The Magazine’s haiku-contest judge, John S. O’Connor, AB’86, MAT’87, praised the 409 entries alumni sent in. “There were so many great ‘U-Chi-ku’ to choose from,” writes O’Connor, author of the haiku collection Room Full of Chairs (Deep North Press, 2000), “it was difficult to pick these winners.”

Entries, he notes, “ranged from the profound to the hilarious and covered almost every aspect of campus life—parties (Friday nights at the Reg), dorm food, Rockefeller Chapel, Kuviasungnerk, the Linné statue, the Lascivious Ball, dollar shake day in Hutch Commons, and of course books.”

The rules stated that poems had to be about the University and follow the five-seven-five format. Because haiku “are not usually given titles,” says O’Connor, a former Lab Schools and current New Trier High School English teacher, “I’ve removed them from these poems.” In addition to a cash prize, winners receive a copy of O’Connor’s book. All the entries are online here.


First place:
Giuliana Fargnoli Chapman, AB’96

Japanese tourists
standing around the Atom
photograph themselves

O’Connor: “There were several poems about the Henry Moore sculpture, but this one was the most moving. The casualness of this image (‘standing around’) is striking, as is the implicit statement that the tourists’ lives and perhaps their national identity has been forged by the sculpture’s subject.
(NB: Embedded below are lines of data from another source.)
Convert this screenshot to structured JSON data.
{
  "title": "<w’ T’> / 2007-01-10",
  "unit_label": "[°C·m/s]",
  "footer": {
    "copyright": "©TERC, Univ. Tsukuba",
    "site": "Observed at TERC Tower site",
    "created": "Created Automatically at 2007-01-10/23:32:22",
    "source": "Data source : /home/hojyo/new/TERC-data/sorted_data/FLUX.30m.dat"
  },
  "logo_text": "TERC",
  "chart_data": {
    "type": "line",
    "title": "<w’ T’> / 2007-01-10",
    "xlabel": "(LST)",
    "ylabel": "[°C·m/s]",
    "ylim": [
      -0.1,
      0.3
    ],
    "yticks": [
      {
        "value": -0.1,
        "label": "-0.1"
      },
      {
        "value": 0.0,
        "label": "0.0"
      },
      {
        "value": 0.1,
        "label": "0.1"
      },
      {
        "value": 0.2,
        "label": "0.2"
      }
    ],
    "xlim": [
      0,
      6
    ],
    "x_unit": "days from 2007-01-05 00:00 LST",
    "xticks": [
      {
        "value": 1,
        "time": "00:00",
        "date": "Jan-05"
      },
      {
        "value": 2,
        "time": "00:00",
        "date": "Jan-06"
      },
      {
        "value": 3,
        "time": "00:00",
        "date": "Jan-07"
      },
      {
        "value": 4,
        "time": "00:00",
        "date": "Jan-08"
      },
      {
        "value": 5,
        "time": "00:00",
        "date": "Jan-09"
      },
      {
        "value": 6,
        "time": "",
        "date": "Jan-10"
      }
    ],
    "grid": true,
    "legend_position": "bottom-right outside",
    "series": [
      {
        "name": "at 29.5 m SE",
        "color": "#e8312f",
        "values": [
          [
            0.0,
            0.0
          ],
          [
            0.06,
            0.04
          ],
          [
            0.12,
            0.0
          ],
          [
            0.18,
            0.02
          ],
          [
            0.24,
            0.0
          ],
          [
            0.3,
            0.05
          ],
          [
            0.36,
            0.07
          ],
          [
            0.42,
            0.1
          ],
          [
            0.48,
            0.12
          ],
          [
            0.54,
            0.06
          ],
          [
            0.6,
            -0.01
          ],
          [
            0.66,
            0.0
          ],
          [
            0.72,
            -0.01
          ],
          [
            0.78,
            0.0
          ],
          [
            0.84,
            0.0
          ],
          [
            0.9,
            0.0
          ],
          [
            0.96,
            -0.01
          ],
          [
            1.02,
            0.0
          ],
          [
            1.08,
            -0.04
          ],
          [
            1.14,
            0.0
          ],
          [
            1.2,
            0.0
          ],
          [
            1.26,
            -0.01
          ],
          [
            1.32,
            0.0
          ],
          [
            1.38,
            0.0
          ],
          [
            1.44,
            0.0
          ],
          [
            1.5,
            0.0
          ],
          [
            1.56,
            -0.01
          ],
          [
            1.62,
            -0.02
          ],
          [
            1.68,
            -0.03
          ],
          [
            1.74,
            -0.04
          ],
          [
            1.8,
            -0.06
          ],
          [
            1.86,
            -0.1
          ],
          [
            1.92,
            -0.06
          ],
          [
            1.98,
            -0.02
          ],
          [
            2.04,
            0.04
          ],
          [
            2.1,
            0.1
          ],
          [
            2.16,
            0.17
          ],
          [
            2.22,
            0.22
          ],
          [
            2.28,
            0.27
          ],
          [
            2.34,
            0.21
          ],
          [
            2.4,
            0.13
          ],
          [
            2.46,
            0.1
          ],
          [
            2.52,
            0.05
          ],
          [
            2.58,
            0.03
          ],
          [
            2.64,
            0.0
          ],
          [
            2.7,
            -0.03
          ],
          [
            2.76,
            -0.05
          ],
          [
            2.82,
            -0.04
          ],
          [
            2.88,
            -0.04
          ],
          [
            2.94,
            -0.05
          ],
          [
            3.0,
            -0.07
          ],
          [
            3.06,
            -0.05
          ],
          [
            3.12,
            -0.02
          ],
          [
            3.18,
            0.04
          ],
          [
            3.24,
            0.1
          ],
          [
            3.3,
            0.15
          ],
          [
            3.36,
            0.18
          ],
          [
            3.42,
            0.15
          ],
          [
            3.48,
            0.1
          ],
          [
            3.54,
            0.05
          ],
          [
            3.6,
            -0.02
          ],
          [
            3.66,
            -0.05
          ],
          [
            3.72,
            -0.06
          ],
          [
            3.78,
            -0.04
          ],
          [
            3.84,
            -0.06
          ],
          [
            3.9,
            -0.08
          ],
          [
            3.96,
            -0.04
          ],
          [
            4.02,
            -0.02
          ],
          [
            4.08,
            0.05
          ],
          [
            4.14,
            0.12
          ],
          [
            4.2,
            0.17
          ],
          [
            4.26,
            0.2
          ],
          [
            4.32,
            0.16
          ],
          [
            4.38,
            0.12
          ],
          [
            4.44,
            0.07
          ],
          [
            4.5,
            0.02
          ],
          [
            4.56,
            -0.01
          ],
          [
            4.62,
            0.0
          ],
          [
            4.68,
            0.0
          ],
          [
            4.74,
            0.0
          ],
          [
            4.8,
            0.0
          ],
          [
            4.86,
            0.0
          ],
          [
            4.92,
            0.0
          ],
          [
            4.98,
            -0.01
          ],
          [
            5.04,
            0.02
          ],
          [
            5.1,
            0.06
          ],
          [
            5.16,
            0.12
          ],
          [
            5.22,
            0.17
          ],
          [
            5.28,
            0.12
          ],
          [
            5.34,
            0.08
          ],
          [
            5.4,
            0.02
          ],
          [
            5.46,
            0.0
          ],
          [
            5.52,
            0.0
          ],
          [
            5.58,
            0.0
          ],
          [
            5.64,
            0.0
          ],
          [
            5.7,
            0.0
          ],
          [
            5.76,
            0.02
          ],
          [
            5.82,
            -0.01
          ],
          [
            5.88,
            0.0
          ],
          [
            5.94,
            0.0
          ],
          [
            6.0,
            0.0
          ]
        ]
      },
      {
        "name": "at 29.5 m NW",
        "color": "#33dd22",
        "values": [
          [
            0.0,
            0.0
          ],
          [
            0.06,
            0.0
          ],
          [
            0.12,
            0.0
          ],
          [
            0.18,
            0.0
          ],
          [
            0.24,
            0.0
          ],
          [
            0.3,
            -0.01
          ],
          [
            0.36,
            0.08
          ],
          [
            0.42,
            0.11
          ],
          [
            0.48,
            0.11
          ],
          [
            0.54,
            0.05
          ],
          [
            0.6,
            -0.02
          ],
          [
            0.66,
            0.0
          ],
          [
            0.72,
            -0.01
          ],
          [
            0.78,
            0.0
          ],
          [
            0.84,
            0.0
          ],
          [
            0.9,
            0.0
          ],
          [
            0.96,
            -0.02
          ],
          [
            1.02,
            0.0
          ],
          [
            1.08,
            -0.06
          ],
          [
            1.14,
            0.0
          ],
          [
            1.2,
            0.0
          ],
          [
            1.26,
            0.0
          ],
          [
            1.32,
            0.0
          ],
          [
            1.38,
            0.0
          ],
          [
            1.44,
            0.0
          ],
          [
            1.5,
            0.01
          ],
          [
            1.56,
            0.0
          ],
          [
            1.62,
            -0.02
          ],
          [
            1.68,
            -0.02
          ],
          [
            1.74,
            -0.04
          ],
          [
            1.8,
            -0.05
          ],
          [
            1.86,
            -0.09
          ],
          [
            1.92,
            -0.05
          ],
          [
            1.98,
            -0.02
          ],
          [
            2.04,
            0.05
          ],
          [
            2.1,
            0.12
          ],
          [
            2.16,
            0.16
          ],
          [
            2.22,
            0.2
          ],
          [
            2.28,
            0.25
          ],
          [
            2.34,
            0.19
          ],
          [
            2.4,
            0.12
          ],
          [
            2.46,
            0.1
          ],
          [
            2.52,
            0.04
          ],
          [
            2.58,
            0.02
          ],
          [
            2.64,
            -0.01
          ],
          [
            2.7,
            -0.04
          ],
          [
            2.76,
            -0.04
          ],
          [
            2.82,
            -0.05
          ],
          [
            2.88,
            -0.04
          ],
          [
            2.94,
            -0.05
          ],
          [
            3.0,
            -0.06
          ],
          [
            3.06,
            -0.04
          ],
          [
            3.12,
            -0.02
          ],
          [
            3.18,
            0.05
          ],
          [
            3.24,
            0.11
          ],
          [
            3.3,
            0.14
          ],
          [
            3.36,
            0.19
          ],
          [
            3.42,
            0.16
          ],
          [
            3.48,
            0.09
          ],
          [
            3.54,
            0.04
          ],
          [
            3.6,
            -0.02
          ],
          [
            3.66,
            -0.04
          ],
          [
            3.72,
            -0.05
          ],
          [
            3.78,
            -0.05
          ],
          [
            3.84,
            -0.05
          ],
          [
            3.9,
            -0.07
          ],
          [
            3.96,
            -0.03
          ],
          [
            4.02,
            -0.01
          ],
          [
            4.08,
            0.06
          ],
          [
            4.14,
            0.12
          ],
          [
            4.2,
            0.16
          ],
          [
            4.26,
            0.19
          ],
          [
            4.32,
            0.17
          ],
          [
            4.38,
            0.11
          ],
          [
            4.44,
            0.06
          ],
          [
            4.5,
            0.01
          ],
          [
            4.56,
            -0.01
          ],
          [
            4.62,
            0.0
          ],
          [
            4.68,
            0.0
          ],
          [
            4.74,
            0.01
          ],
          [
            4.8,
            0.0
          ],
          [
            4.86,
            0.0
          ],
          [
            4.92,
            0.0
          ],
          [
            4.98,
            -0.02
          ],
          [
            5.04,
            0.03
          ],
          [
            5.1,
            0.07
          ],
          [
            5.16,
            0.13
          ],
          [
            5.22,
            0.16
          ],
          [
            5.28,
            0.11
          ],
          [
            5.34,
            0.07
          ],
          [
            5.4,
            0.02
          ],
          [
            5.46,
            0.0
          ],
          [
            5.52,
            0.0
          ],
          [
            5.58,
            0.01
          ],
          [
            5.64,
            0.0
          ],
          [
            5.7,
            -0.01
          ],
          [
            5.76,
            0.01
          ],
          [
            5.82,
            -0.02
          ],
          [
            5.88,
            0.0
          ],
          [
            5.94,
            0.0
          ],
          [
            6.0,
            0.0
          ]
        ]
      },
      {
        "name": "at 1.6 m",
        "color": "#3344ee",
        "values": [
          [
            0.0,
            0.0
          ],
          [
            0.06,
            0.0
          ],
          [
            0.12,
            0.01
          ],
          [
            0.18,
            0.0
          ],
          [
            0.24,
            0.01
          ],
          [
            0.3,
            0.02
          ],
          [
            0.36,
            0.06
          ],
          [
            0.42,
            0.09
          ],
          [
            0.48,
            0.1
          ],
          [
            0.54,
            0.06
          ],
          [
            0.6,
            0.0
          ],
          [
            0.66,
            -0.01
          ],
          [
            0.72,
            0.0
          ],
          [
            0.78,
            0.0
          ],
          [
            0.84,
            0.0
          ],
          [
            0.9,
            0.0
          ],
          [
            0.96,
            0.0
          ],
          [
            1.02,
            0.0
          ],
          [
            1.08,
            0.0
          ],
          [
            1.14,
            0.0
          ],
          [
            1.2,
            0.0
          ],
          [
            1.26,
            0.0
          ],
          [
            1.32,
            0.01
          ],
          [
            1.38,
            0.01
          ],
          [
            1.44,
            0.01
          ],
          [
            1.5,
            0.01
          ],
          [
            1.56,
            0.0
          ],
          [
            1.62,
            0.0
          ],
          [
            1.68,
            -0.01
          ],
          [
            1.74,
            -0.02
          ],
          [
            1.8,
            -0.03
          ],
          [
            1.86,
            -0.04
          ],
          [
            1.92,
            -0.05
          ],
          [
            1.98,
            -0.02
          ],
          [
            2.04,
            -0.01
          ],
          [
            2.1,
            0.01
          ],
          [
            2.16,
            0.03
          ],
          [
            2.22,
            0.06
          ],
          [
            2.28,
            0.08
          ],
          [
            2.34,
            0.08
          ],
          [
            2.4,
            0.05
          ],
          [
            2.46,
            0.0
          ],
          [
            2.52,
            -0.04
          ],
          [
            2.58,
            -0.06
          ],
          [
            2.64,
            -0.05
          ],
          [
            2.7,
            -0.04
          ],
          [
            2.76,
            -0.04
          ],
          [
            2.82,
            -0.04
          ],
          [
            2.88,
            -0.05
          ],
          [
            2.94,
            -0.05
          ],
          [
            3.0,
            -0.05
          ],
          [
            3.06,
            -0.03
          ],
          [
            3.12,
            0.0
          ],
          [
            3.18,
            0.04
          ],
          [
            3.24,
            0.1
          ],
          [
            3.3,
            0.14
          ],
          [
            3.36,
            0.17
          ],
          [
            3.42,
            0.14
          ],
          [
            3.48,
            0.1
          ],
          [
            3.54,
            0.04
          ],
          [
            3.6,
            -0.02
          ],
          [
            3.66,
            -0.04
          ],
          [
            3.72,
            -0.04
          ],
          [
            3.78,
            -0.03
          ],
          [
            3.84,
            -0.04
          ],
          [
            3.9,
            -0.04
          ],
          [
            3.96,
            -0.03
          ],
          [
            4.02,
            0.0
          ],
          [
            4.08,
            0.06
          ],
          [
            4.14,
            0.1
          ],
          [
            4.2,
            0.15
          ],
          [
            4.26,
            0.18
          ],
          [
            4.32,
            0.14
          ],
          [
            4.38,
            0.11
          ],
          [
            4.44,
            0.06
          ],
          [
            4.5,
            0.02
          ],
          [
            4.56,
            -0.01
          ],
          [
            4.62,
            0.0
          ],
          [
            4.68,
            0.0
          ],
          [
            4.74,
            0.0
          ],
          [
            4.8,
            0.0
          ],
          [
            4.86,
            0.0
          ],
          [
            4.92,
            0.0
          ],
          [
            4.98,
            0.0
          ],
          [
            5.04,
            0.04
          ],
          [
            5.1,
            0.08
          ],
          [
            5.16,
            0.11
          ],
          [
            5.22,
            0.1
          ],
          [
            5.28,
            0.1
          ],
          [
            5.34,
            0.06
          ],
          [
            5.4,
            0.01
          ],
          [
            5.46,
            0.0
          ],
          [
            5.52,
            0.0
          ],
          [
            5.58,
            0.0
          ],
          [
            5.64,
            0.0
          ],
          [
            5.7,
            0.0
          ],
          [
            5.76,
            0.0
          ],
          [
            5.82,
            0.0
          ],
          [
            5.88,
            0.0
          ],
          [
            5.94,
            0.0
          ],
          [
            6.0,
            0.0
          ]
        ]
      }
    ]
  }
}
The author’s decision to capitalize the A in atom is especially potent.”


Second place:
Anne Parsons, AB’04

black/white strategy
conquering 53rd street
—a hyde park chessboard.

O’Connor: “I like the chances this poem takes in confronting the difficult topics of race relations and urban planning within the confines of a haiku. The word ‘conquering’ seems highly ironic here since 53rd Street is a space to be shared and not won, yet the tension between University and non-University needs is the subject of a great deal of strategizing and positioning. On a personal note, I loved to watch those chess players in Harper Court.”


Third place:
Sem Sutter, AM’73, PhD’82, AM’85

Rustling gold ginkgo,
Languid koi circling below
in Botany Pond.

O’Connor: “I had to pick one poem from the many that referred to Botany Pond, and this one was the most painterly. The language is nicely evocative and the images are strong—those beautiful gingko leaves and the mottled fish below. The great Japanese haiku master Buson would be proud.”


Honorable mention:
Frank Creel, AM’73, PhD’78

I, lost in the stacks,
Wife, working in Regenstein.
No time for babies.

O’Connor: “What sadness in this poem. And who hasn’t felt the tension between scholarship and society, work and family?”


Honorable mention:
Merri M. Monks, AB’74

Gray Gothic towers
Stretch into the winter sky—
Framed by black branches.

O’Connor: “There were a number of poems about Gothic towers, but the images are most stark and striking in this haiku.”